An early 1952 letter to his Blade and Toledo Times colleagues measured 40 feet long and 22½ inches wide — a 10,000-word reply to the 30-foot-long letter the staff mailed him for Christmas, 1951. Mr. Long wrote a message to everyone who signed the letter to him.

Mr. Long eagerly adapted as the large-format Speed Graphic gave way to smaller cameras with 35mm film and changeable lenses. He prized the versatility and brought along a variety of lenses — and lights and ladders — even to routine assignments.

“He was prepared for anything,” said Dave Zapotosky, Blade chief photographer.

Mr. Long pursued the news through threats of arrest, even actual detention by authorities, and despite violence. He once stopped his car when he saw several boys fighting in the street. Unable to drive around them, he got out and took photos — and got punched in the nose. A nearby hospital treated his bloody nose, and he delivered the pictures to the city desk.

“He never backed off,” Mr. Black said. “If he saw it, whether he was on the clock or off the clock, he took that picture and had it ready for the next edition of the newspaper. That was the kind of enthusiasm he had.”

Mr. Long married Marcella Studer, an educator and a former Religious Sister of Mercy, in a sunrise ceremony at the Marblehead Lighthouse on Oct. 30, 1971. In the early 1980s, medical professionals said she likely had Alzheimer’s disease.

Mr. Long cared for her at home as long as he could. After a succession of Toledo area nursing homes turned her out, Mr. Long placed her in a Stow, Ohio, facility — close to her siblings, but 140 miles from Toledo. Mr. Long visited at least twice a month, and during the two-plus-hour drive, songs came to him.

She did not seem to recognize him as he fed her ice cream and serenaded her, strumming an autoharp held to his shoulder.

“I’m told the sense of hearing is the last to go,” Mr. Long told The Blade. “Sometimes I thought she enjoyed them a little. I’‍ll never know.”

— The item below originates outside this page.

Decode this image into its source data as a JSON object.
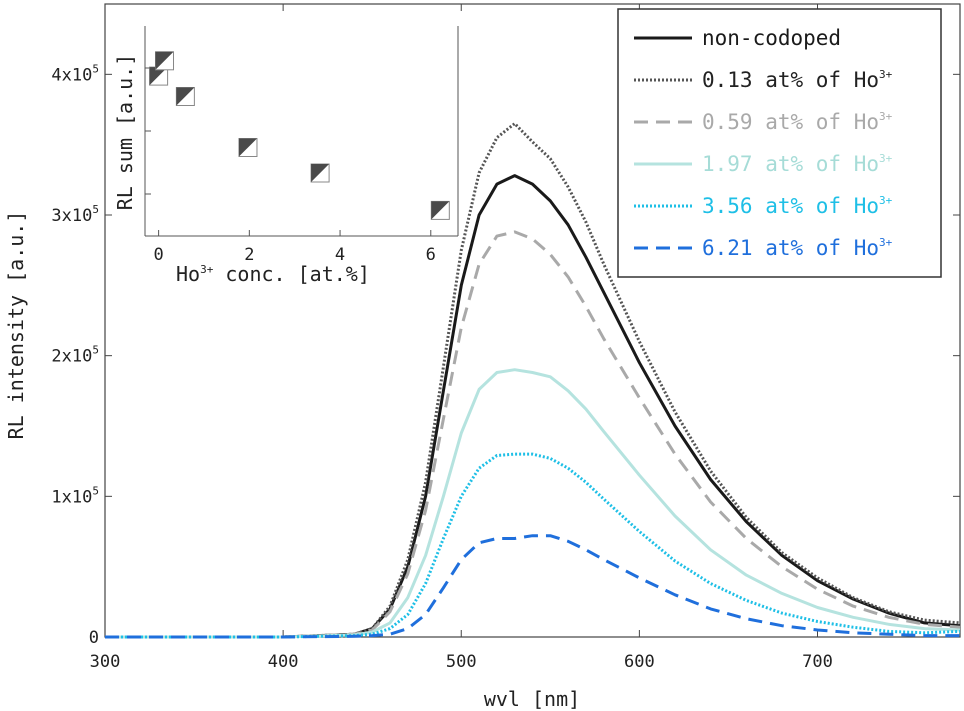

He performed the songs publicly in the early 1990s. His wife died on April 11, 1995, and afterward he recorded an album of the songs, “Memories of Love: Songs for Marcy,” all in the interest of raising awareness of Alzheimer’s disease. Local musicians contributed their talent.

Through the years, he often opened his home to the Any Wednesday musical group and was a charter member of Toledo Friends of Photography.

Mr. Long received a bachelor of arts degree in speech from the University of Toledo. He was inducted into the Libbey High Hall of Fame in 2003.

He had been a member of the Church of Scientology.

Surviving are his brothers Douglas and Ben Long and sisters Barbara Soliday and Lorna Leonard.

His family has scheduled a celebration of life service at 1 p.m. Aug. 9 in the Main Library downtown.

The family suggests tributes to the Alzheimer’‍s Association, Northwest Ohio chapter; the Toledo-Lucas County Public Library, or Hospice of Northwest Ohio.